You would think it would make a great site. Guess the bankers didn't want to hassle with communications tenants.

There are amateur radio repeaters at the top of the tower, however they are under the copper roof rather than on the spire supposedly because building management didn't want it to look like all the other tallest structures in a given area.
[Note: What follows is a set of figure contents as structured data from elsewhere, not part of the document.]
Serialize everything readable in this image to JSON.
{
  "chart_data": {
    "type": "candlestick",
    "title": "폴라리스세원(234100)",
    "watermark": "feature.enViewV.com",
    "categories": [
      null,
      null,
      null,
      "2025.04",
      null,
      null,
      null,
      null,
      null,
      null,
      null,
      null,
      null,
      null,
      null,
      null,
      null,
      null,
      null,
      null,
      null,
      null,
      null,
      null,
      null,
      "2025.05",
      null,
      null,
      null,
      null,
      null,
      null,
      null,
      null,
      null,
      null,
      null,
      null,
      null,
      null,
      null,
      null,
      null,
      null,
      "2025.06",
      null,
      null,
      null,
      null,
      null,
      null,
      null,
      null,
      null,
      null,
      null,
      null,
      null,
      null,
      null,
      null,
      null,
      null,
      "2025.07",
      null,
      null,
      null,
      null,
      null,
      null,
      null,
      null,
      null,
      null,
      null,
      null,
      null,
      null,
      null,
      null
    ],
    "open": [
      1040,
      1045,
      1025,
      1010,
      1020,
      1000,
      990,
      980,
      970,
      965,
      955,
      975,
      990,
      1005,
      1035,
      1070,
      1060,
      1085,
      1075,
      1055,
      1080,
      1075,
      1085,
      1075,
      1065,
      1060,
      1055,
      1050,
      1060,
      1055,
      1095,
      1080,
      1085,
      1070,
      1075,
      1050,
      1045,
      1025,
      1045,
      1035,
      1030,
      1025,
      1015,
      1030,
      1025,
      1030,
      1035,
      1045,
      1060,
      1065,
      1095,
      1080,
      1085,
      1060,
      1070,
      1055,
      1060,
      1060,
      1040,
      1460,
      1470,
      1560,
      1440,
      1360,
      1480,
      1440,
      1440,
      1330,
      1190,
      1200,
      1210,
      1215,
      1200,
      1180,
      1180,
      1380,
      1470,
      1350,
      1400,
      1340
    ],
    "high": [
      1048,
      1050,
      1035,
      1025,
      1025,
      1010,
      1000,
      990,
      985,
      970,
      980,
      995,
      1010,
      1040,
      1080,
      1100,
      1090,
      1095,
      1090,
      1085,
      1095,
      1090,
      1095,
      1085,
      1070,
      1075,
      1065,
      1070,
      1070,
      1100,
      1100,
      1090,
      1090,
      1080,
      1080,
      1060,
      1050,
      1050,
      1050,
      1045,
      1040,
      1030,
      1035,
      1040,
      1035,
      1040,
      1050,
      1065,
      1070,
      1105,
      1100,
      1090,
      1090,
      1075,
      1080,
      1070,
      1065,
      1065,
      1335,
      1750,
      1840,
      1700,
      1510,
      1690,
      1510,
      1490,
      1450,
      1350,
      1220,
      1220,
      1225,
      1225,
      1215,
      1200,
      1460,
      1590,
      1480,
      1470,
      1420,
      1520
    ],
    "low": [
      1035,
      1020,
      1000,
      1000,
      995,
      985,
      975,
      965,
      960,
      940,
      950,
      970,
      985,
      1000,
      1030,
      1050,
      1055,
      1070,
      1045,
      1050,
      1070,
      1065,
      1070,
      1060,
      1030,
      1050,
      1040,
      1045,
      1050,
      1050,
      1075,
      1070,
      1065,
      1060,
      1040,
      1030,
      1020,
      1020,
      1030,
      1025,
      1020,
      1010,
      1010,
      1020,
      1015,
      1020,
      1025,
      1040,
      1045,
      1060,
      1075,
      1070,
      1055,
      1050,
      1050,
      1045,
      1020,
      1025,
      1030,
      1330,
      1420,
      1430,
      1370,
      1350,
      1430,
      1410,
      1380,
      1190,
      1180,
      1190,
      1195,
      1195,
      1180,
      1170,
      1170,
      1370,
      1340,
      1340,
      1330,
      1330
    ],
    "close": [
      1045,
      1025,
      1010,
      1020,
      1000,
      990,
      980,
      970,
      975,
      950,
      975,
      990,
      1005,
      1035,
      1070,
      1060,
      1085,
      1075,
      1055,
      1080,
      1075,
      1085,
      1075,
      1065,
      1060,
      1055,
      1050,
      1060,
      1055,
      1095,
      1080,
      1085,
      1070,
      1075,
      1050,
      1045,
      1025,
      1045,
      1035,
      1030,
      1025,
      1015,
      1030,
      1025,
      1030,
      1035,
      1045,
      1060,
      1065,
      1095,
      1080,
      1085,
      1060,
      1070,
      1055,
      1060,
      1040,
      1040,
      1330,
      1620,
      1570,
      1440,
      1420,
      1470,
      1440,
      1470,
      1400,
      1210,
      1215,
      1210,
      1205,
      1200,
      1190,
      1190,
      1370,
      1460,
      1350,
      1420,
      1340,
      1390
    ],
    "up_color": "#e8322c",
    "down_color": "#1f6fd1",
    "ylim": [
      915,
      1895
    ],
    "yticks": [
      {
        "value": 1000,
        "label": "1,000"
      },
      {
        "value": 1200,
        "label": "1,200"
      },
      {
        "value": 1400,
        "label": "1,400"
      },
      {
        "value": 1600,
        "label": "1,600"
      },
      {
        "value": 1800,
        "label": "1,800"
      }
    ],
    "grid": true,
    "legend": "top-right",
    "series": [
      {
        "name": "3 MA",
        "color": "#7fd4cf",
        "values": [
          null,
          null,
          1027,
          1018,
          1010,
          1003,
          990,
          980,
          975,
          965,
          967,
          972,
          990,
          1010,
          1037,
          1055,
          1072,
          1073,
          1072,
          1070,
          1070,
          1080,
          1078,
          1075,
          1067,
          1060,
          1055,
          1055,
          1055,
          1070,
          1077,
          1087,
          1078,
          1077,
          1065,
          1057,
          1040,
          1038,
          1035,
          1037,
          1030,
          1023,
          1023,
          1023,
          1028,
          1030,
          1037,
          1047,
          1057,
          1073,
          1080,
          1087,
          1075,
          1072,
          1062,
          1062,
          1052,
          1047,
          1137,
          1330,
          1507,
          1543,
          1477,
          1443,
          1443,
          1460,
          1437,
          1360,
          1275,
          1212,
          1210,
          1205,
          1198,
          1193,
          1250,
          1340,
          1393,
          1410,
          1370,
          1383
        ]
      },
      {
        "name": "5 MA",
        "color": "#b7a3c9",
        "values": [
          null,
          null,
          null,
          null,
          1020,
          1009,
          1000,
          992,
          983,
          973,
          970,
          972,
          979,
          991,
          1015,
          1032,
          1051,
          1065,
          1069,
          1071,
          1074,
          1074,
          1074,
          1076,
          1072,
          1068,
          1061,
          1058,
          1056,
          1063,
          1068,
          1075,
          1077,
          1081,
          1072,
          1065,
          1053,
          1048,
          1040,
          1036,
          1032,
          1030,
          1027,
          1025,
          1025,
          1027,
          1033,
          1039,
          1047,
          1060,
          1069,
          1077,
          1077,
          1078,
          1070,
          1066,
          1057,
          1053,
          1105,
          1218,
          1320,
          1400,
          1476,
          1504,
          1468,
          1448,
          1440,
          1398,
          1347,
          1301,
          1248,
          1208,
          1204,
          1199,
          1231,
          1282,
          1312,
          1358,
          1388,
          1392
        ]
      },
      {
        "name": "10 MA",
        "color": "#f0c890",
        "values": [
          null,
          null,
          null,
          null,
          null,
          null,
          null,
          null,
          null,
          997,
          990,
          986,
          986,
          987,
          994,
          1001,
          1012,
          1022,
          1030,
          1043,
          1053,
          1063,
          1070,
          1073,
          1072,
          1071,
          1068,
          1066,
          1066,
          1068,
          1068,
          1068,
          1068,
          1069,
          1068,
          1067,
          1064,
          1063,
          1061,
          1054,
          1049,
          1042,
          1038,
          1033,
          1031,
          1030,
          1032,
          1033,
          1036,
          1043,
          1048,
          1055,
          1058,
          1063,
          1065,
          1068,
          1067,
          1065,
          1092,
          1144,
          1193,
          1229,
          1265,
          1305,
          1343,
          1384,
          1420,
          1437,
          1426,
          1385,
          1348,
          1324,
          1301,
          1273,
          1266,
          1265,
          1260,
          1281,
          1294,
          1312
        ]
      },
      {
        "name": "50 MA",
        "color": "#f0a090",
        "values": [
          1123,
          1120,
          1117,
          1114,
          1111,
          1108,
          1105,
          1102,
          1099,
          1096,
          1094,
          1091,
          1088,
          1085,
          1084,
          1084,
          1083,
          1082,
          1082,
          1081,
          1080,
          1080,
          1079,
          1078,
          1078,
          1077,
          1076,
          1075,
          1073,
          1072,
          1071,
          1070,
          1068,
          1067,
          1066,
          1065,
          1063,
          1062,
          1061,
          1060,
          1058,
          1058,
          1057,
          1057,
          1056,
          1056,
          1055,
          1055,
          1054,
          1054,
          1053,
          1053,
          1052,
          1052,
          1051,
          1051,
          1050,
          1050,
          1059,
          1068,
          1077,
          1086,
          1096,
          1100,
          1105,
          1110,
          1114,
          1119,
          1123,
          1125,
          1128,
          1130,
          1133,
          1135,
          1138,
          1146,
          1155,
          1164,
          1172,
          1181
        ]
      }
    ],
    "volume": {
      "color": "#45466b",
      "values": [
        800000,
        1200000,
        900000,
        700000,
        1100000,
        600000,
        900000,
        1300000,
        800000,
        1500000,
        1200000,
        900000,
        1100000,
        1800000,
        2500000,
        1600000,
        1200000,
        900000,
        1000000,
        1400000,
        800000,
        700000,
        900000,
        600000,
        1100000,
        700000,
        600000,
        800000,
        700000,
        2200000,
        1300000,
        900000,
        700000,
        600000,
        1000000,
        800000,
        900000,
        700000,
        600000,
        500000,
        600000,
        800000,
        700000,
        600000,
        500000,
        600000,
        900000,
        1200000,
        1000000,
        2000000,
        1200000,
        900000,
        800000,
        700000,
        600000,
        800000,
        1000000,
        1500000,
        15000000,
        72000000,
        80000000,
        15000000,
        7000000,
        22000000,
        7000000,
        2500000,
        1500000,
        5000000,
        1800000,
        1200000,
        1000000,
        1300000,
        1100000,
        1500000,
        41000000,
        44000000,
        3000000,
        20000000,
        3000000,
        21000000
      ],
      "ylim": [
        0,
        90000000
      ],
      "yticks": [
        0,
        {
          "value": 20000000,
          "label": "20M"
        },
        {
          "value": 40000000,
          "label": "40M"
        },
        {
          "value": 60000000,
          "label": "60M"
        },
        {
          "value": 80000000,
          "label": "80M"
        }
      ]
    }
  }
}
This less-than-optimal placement has caused significant issues for the HAM operators using that site.
 
Yesterday the FCC approved Cox's application to move WSBB-FM 95.5 to the WSB-FM site. It will operate with 100KW with a directional null toward Rome GA area to protect 95.7 licensed to Trion, GA and a very slight null off to the southwest to protect 95.3 at West Point, GA. A station at Anniston, AL on 95.5 will be moving to 95.3 to accommodate WSBB-FM. The application was filed in 2006 but had been on hold at the FCC until the FCC recently did away with the cross-ownership newspaper-radio-TV policy which prevented any radio stations owned by Cox, other than WSB-FM and WSB(AM), which were grandfathered, to provide 100% coverage of the city of Atlanta, where the Atlanta Journal Constitution is published. Moving WSBB-FM transmitter to midtown Atlanta will now give News Talk WSB full market FM primary coverage. This will be the second transmitter site move for one of Cox's FM stations. Just recently, WALR recently moved to a shorter tower at the Douglas/Carroll County line to maintain its 100KW power.

At lunchtime, I was driving in the Lilburn/Lawrenceville area. The WALR signal is certainly quite listenable on a car radio, but it has some holes around there.